Garry’s none too happy with the whole affair, but he has been beaten down by life so much he still agrees to help Riling out with his shady business. However, his conscience can’t be kept silent for long once people start losing their lives, and eventually, drawn by it and coaxed by Lufton’s tough daughter Amy (Barbara Bel Geddes) who sees the man he could be in him more than the one he is right now, he is going to change sides.

Stylistically and thematically, Robert Wise’s very fine RKO western Blood on the Moon is a film very close to the noir genre. Mitchum’s basically playing the kind of guy he was typically asked to play in noirs, just wearing a differently shaped hat, while being faced with a western version of a noir plot. Riling’s a figure more common in the noir than the western too, a sometimes charming sociopath who can’t see a conscience or any kind of personal ethos as anything but a weakness he can use but never actually comprehend. He’s also the film’s femme (well, homme) fatal(e), given his predatory relationship with Lufton’s other daughter, Carol (Phyllis Thaxter).
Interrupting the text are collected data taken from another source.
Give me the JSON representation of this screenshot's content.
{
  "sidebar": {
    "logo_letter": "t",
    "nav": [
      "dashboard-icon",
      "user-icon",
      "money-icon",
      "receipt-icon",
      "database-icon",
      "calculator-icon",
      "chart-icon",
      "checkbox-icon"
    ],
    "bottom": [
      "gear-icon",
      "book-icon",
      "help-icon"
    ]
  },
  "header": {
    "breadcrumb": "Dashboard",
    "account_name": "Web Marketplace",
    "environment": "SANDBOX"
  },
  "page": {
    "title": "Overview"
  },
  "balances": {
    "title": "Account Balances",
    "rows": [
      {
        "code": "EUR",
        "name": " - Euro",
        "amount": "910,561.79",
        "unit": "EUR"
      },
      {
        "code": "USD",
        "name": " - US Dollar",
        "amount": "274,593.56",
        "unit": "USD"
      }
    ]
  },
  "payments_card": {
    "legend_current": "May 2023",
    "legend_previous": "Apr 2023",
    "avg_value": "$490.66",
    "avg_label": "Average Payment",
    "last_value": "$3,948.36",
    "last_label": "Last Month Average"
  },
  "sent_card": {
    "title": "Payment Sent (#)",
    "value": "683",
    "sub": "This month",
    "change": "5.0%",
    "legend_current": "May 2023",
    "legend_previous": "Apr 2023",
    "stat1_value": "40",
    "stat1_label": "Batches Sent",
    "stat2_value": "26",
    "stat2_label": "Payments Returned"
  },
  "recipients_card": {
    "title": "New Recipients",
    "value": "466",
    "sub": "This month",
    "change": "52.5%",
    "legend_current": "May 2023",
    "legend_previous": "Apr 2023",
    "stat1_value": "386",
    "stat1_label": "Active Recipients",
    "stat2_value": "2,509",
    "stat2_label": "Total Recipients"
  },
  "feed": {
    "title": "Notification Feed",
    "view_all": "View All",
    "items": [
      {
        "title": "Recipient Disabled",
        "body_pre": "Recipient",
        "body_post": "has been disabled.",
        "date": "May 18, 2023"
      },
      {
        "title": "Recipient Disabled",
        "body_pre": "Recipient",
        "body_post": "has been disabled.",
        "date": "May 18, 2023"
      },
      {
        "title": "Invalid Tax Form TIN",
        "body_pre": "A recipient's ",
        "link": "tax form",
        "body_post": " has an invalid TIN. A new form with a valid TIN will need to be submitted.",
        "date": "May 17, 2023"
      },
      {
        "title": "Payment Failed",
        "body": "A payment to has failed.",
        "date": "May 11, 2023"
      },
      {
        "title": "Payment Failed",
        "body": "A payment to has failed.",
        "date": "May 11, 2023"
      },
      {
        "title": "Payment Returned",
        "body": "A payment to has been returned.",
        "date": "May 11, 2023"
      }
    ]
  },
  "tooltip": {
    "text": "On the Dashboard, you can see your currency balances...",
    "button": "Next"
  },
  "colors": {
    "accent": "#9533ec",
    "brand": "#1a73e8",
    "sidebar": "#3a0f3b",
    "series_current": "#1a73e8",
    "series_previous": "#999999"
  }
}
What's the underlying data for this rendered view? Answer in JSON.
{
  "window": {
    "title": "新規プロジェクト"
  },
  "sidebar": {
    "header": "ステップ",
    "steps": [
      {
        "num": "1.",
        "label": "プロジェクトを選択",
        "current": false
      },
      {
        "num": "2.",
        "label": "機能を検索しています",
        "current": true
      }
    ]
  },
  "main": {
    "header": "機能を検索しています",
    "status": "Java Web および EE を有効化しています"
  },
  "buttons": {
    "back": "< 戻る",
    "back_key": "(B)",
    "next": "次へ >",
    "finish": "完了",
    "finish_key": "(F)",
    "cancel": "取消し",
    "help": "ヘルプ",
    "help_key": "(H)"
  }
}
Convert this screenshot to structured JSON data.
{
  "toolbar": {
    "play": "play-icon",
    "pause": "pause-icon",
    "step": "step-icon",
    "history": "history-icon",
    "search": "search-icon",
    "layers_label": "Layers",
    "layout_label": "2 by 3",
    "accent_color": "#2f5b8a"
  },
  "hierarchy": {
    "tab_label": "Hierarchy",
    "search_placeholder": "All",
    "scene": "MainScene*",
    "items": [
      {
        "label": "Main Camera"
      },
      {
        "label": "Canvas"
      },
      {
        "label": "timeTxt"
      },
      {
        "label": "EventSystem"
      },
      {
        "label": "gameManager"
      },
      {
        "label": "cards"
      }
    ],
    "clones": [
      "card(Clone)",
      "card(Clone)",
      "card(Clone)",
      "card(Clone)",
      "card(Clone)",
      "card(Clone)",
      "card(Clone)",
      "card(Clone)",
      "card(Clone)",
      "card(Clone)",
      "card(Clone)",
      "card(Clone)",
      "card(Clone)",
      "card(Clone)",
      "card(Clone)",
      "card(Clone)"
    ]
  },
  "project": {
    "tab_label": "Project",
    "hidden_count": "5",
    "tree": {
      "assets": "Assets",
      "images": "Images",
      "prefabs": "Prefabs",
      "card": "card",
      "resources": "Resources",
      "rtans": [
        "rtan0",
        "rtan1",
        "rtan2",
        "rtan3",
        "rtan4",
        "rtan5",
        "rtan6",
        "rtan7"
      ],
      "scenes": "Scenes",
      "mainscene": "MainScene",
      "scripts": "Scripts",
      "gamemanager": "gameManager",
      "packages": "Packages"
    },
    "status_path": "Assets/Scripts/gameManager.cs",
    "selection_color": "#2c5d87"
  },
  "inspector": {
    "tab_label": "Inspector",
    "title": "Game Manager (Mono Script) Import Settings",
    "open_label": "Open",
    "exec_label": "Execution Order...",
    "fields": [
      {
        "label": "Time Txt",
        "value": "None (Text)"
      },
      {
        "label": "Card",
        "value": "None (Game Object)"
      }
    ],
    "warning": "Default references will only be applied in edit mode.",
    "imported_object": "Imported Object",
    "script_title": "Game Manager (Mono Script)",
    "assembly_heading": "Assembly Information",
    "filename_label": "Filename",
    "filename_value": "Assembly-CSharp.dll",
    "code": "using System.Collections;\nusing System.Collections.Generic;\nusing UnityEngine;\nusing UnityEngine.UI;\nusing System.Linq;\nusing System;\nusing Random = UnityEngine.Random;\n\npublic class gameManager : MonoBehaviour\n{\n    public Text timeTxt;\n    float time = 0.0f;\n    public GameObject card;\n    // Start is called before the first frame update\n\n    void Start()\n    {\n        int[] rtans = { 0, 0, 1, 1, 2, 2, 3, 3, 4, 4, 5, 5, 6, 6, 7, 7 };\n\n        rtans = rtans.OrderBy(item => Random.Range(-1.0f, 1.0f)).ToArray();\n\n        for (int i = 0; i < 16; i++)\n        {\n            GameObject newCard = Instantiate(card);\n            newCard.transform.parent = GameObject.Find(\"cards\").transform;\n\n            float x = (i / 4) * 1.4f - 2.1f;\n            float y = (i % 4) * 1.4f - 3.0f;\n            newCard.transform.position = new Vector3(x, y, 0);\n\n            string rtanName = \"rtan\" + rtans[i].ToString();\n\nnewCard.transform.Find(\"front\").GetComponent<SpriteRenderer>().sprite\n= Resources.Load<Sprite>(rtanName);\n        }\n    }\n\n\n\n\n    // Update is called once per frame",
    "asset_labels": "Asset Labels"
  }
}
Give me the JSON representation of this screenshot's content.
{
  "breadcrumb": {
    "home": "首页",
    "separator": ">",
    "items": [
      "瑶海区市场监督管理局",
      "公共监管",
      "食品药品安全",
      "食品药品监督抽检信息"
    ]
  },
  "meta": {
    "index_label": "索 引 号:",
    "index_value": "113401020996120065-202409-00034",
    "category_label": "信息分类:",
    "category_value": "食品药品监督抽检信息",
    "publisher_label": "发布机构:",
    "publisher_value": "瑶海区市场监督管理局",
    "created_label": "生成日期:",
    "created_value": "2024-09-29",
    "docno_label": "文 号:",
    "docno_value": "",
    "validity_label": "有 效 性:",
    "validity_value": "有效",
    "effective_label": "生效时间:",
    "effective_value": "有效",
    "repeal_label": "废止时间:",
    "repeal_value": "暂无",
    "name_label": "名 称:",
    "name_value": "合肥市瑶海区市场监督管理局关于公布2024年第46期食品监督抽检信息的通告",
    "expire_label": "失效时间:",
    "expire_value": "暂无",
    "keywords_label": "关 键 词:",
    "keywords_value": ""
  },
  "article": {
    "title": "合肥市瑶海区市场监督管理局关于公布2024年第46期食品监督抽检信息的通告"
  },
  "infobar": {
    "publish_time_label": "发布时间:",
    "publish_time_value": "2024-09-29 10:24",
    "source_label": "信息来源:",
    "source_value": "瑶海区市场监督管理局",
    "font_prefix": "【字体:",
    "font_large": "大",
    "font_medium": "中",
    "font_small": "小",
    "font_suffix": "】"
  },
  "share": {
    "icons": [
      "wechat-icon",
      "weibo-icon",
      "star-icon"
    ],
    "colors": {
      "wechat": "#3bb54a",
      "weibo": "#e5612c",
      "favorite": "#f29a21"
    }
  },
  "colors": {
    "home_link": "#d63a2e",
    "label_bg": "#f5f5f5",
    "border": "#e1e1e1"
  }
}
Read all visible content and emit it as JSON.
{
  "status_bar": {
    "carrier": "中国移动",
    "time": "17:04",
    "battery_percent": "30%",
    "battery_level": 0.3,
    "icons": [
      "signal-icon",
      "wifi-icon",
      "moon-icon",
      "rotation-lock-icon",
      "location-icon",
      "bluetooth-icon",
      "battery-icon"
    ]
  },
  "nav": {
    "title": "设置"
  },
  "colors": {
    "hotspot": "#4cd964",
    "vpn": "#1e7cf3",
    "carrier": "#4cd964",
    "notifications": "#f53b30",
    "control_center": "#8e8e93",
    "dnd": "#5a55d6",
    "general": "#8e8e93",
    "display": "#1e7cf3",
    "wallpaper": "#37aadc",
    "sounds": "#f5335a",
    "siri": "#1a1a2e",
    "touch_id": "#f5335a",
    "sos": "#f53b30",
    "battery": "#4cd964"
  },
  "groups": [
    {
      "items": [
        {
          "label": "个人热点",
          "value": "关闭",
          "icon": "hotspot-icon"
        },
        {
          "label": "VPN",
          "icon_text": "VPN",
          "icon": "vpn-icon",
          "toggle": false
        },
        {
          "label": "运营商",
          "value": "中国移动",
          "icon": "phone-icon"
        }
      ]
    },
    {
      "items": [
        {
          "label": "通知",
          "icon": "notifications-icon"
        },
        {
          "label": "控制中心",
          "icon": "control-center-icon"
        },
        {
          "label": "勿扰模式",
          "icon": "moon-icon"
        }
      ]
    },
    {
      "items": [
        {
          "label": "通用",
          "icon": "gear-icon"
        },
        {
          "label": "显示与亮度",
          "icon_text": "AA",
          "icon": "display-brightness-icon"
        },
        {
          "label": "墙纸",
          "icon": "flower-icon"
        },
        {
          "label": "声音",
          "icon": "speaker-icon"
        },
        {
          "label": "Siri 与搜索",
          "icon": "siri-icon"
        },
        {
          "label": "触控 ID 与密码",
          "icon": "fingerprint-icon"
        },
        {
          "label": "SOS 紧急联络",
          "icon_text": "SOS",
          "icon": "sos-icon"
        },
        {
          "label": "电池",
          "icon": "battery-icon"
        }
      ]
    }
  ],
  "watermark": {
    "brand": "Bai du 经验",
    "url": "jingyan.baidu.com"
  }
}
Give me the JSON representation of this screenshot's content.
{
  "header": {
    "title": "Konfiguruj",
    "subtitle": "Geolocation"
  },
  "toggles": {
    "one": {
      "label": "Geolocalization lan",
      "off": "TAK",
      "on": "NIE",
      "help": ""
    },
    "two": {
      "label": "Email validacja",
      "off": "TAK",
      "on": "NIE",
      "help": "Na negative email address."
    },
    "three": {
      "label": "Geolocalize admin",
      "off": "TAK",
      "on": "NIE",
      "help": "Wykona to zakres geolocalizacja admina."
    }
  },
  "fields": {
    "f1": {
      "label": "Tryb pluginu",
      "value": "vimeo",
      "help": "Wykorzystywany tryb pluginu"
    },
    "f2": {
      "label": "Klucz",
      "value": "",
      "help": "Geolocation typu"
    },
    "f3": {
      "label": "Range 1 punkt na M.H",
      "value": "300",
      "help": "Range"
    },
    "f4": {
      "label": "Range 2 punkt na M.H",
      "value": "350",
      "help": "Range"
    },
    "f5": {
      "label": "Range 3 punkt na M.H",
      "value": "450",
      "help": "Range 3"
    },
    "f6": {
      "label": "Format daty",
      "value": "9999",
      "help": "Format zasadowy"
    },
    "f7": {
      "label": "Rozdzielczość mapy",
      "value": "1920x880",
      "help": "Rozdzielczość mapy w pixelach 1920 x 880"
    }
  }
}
That’s a nice twist on the formula, and not a completely surprising one in a film that puts a lot of effort into not letting its two female characters fall into clichés, but treats them as psychologically complex personalities just like the male characters. You could even argue that Amy’s the actual hero of the film, and if anyone would ever remake this one, I hope she’d very visibly be. I suspect co-writer Lillie Hayward will have had something to do with the film’s more fleshed-out female characters, though what I’ve read of the novels of Luke Short, on whose work this is based, does feature comparatively strong female characters for its time and genre.

Uncommon for a western – but of course very typical for a noir – much of the film takes place by night and in the dark, DP Nicholas Musuraca bathing the west in expressionist and often pretty damn claustrophobic shadows that turn the very familiar world of the quasi-mythological west unfamiliar again. It’s no wonder that Mitchum’s Jim Garry has his troubles seeing the light in these surroundings.

Of course, despite all these parallels, philosophically, Blood on the Moon isn’t a noir at all. It may have an honest and somewhat ruthless streak in its treatment of characters and their inner struggles, but where a noir hero more often than not will either die following his better nature or survive by forsaking it, this film follows the more hopeful rules of the western, where redemption can indeed be found without dying and where change for the better is a possibility a man can grasp and hold onto. Here, psychological struggles can be won and someone can indeed become a better person through it.

This could of course lead to an unpleasantly tacky kind of ending, or one of those classic movie happy ends that feel ridiculously tacked onto a film of quite a different spirit, but Wise, the writers and the cast play it as a perfectly logical consequence of what we’ve learned about these characters, turning the happy end into something that still fits the psychological depth of everyone involved.


While he’s at it, Wise also adds some cracking good scenes of western action to the mix, gives character actors like Tully and Walter Brennan their chances to shine besides fine performances by Mitchum and a very young yet note perfect Bel Geddes, turning this into as perfect a western as one can encounter, despite some of its elements being perfectly atypical of the genre.